Je hausse les épaules.
— Pas moins sensuel, mon petit cœur : moins compliqué. Je peux vous poser une question ?
— Allez-y.
— Vous ne seriez pas aussi dingue que l’autre Gloria, par hasard, sans en avoir l’air ?
Le plus marrant, c’est que ça l’amuse !
CHAPITRE XV
Moi, vous me connaissez…
Quand je viens de subir une grande surprise, je cherche toujours à en tirer des conclusions.
En l’occurrence, celles que j’extrais des événements sont assez contradictoires. D’un côté, nous avons donc des gens qui veulent empêcher le professeur E. Prouvette de venir à Konkipok et qui font le maximum pour l’en dissuader. D’un autre côté (de l’Atlantique) d’autres personnages, tout aussi occultes, écrivent au Département d’État pour annoncer qu’il y aura de la casse. D’un troisième côté enfin, cette Mme Saute-au-Slip d’Okapis qui balance romantiquement des balles de tennis piégées et plante des couteaux (ou les fait planter, ce qui revient au même) dans la poitrine de son beau-fils tout en donnant l’ordre à sa garde personnelle d’expédier le cher San-Antonio dans le cirage. Pour couronner le tout, les bateaux et les avions sont partis et nous n’avons plus de radio à Konkipok. Pour toute correspondance, prière d’expédier ses bafouilles par bouteille-à-la-mer ! La marée s’en chargera (deux levées et deux distributions par jour comme dans les fortes agglomérations !) Existe-t-il des liens entre ces différentes forces ci-dessus énoncées ? Les coffres immergés, par exemple, qui ont failli me coûter la vie, sont-ils des accessoires propres à Eczéma ? Les harponneurs agissaient-ils sur son ordre ? Tout ça, il va falloir qu’on le mette au net, mes petits choux ! On ne peut pas s’user la matière grise à vide ; c’est comme l’onanisme, ça finit par rendre pincecorné.

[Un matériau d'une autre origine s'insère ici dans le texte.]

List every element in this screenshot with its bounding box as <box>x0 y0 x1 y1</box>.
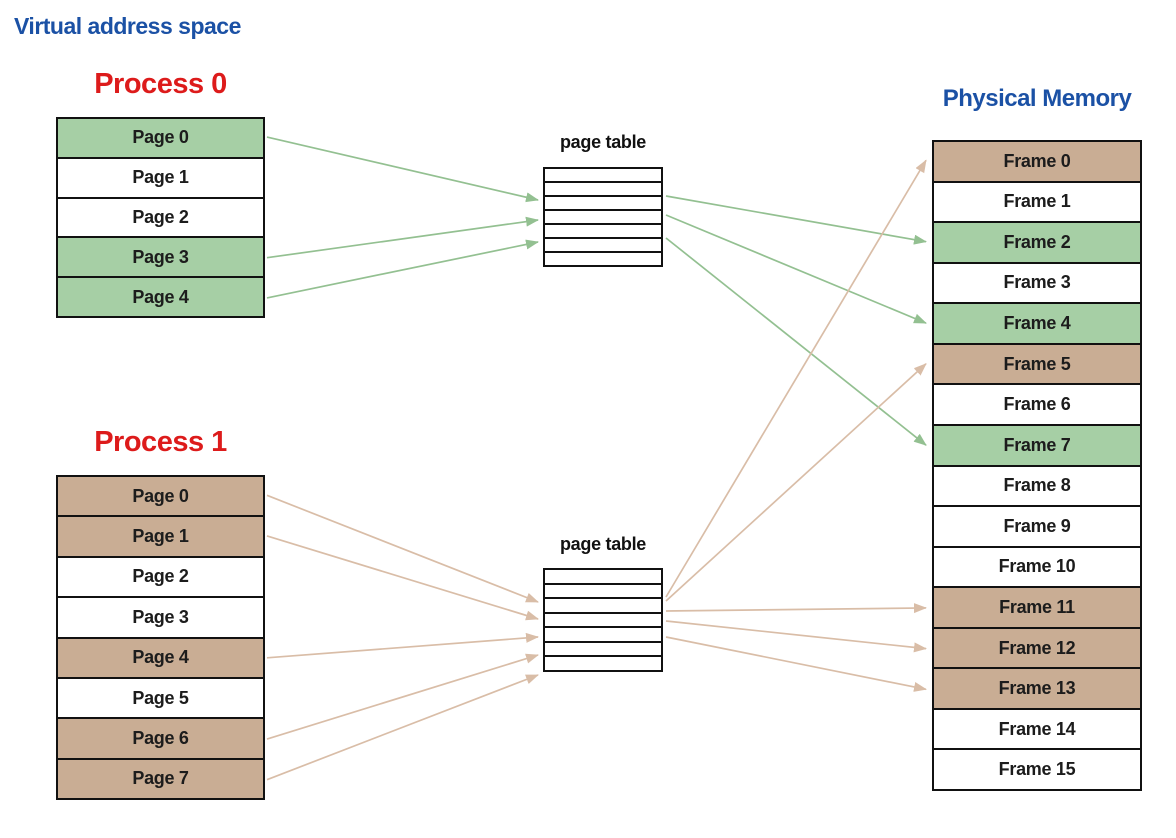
arrow-pt0-frame4 <box>665 214 927 324</box>
frame-row: Frame 4 <box>934 304 1140 345</box>
frame-row: Frame 1 <box>934 183 1140 224</box>
arrow-pt1-frame11 <box>665 603 927 614</box>
process1-page-row: Page 7 <box>58 759 263 798</box>
page-table0-row <box>545 225 661 239</box>
process1-page-row: Page 1 <box>58 517 263 558</box>
process0-page-table-box: Page 0 Page 1 Page 2 Page 3 Page 4 <box>56 117 265 318</box>
page-table1-row <box>545 585 661 600</box>
cell-label: Frame 15 <box>998 759 1076 780</box>
page-table1-row <box>545 628 661 643</box>
frame-row: Frame 15 <box>934 750 1140 789</box>
arrow-p1-page0 <box>266 494 539 603</box>
cell-label: Frame 8 <box>1003 475 1071 496</box>
page-table0-label: page table <box>559 132 647 152</box>
page-table1-row <box>545 643 661 658</box>
page-table0-row <box>545 183 661 197</box>
process0-title: Process 0 <box>94 68 227 100</box>
cell-label: Page 2 <box>132 566 189 587</box>
page-table1-box <box>543 568 663 672</box>
cell-label: Page 4 <box>132 647 189 668</box>
frame-row: Frame 11 <box>934 588 1140 629</box>
cell-label: Frame 4 <box>1003 313 1071 334</box>
page-table1-row <box>545 614 661 629</box>
arrow-p1-page7 <box>266 674 539 781</box>
process0-page-row: Page 2 <box>58 199 263 239</box>
page-table1-row <box>545 570 661 585</box>
page-table1-row <box>545 657 661 670</box>
cell-label: Page 0 <box>132 127 189 148</box>
arrow-p1-page1 <box>266 535 539 621</box>
process1-page-row: Page 5 <box>58 679 263 720</box>
cell-label: Frame 9 <box>1003 515 1071 536</box>
cell-label: Page 1 <box>132 526 189 547</box>
arrow-pt1-frame12 <box>665 620 927 653</box>
cell-label: Frame 10 <box>998 556 1076 577</box>
arrow-p0-page0 <box>266 136 539 203</box>
physical-memory-box: Frame 0 Frame 1 Frame 2 Frame 3 Frame 4 Frame… <box>932 140 1142 791</box>
process0-page-row: Page 0 <box>58 119 263 159</box>
cell-label: Frame 1 <box>1003 191 1071 212</box>
cell-label: Page 3 <box>132 246 189 267</box>
cell-label: Page 0 <box>132 485 189 506</box>
page-table0-row <box>545 169 661 183</box>
frame-row: Frame 10 <box>934 548 1140 589</box>
page-table0-row <box>545 253 661 265</box>
physical-memory-title: Physical Memory <box>942 85 1132 112</box>
cell-label: Frame 14 <box>998 718 1076 739</box>
cell-label: Frame 2 <box>1003 231 1071 252</box>
arrow-p0-page3 <box>266 216 539 259</box>
frame-row: Frame 5 <box>934 344 1140 386</box>
frame-row: Frame 13 <box>934 669 1140 710</box>
frame-row: Frame 9 <box>934 507 1140 548</box>
cell-label: Frame 12 <box>998 637 1076 658</box>
arrow-p0-page4 <box>266 239 539 299</box>
cell-label: Frame 3 <box>1003 272 1071 293</box>
process0-page-row: Page 1 <box>58 159 263 199</box>
page-table0-row <box>545 239 661 253</box>
arrow-p1-page6 <box>266 653 539 740</box>
process1-page-row: Page 6 <box>58 719 263 760</box>
cell-label: Frame 6 <box>1003 394 1071 415</box>
frame-row: Frame 2 <box>934 223 1140 264</box>
arrow-pt0-frame7 <box>665 237 927 446</box>
cell-label: Frame 11 <box>999 596 1075 617</box>
virtual-address-space-title: Virtual address space <box>14 13 241 39</box>
cell-label: Frame 0 <box>1003 150 1071 171</box>
process1-page-table-box: Page 0 Page 1 Page 2 Page 3 Page 4 Page 5 Page… <box>56 475 265 800</box>
cell-label: Page 4 <box>132 286 189 307</box>
arrow-pt1-frame5 <box>665 363 927 602</box>
cell-label: Page 1 <box>132 167 189 188</box>
cell-label: Frame 13 <box>998 678 1076 699</box>
arrow-pt1-frame0 <box>665 159 927 598</box>
cell-label: Page 6 <box>132 727 189 748</box>
frame-row: Frame 7 <box>934 425 1140 467</box>
frame-row: Frame 14 <box>934 710 1140 751</box>
frame-row: Frame 3 <box>934 264 1140 305</box>
arrow-pt1-frame13 <box>665 636 927 692</box>
page-table0-row <box>545 197 661 211</box>
page-table0-box <box>543 167 663 267</box>
cell-label: Page 3 <box>132 606 189 627</box>
page-table0-row <box>545 211 661 225</box>
process0-page-row: Page 3 <box>58 238 263 279</box>
cell-label: Page 5 <box>132 687 189 708</box>
frame-row: Frame 6 <box>934 385 1140 426</box>
page-table1-label: page table <box>559 534 647 554</box>
arrow-p1-page4 <box>266 632 539 659</box>
page-table1-row <box>545 599 661 614</box>
cell-label: Frame 7 <box>1003 434 1071 455</box>
process1-title: Process 1 <box>94 426 227 458</box>
frame-row: Frame 12 <box>934 628 1140 670</box>
cell-label: Page 7 <box>132 768 189 789</box>
arrow-pt0-frame2 <box>665 195 927 245</box>
process1-page-row: Page 0 <box>58 477 263 518</box>
cell-label: Frame 5 <box>1003 353 1071 374</box>
process1-page-row: Page 3 <box>58 598 263 639</box>
cell-label: Page 2 <box>132 206 189 227</box>
process1-page-row: Page 2 <box>58 558 263 599</box>
frame-row: Frame 0 <box>934 142 1140 183</box>
process1-page-row: Page 4 <box>58 638 263 679</box>
frame-row: Frame 8 <box>934 467 1140 508</box>
process0-page-row: Page 4 <box>58 278 263 316</box>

Gloria, alias O.S.S. 116, m’annonce qu’elle va déposer sa pétoire dans sa chambre, le colt étant pratiquement importable avec une robe de soirée.
— Confiez-moi ce petit camarade des mauvais jours, lui dis-je. Il peut encore servir. Vous n’avez consommé que deux prunes et il en contient huit, si mes connaissances en armurerie sont exactes.
Elle me le tend sans difficulté.
— Dites voir, toute charmeuse, y a un petit détail qui me turlupine. Quand j’ai effacé les voyous qui vous kidnappaient au large des côtes équatoriennes, vous m’avez dit que c’étaient les mêmes bonshommes que dans le midi, pourquoi ce mensonge ?
Elle a un sourire en biais.
— Parce que je vous croyais meilleur flic, mister San-Antonio et que je voulais endormir vos doutes pour le cas où vous en auriez eu.
Le violet de la honte me déguise en évêque.
— C’est-à-dire ?
— Lors de notre faux kidnapping, la police de Nice vous a annoncé qu’on avait retrouvé la voiture des soi-disant gangsters sur les lieux de l’agression, souvenez-vous !
Je bondis.
— O.K., poupée, j’ai été la crème des buses. L’attentat s’étant déroulé en pleine montagne, de nuit, sur une route peu fréquentée, ils n’ont effectivement pas pu repartir à pied.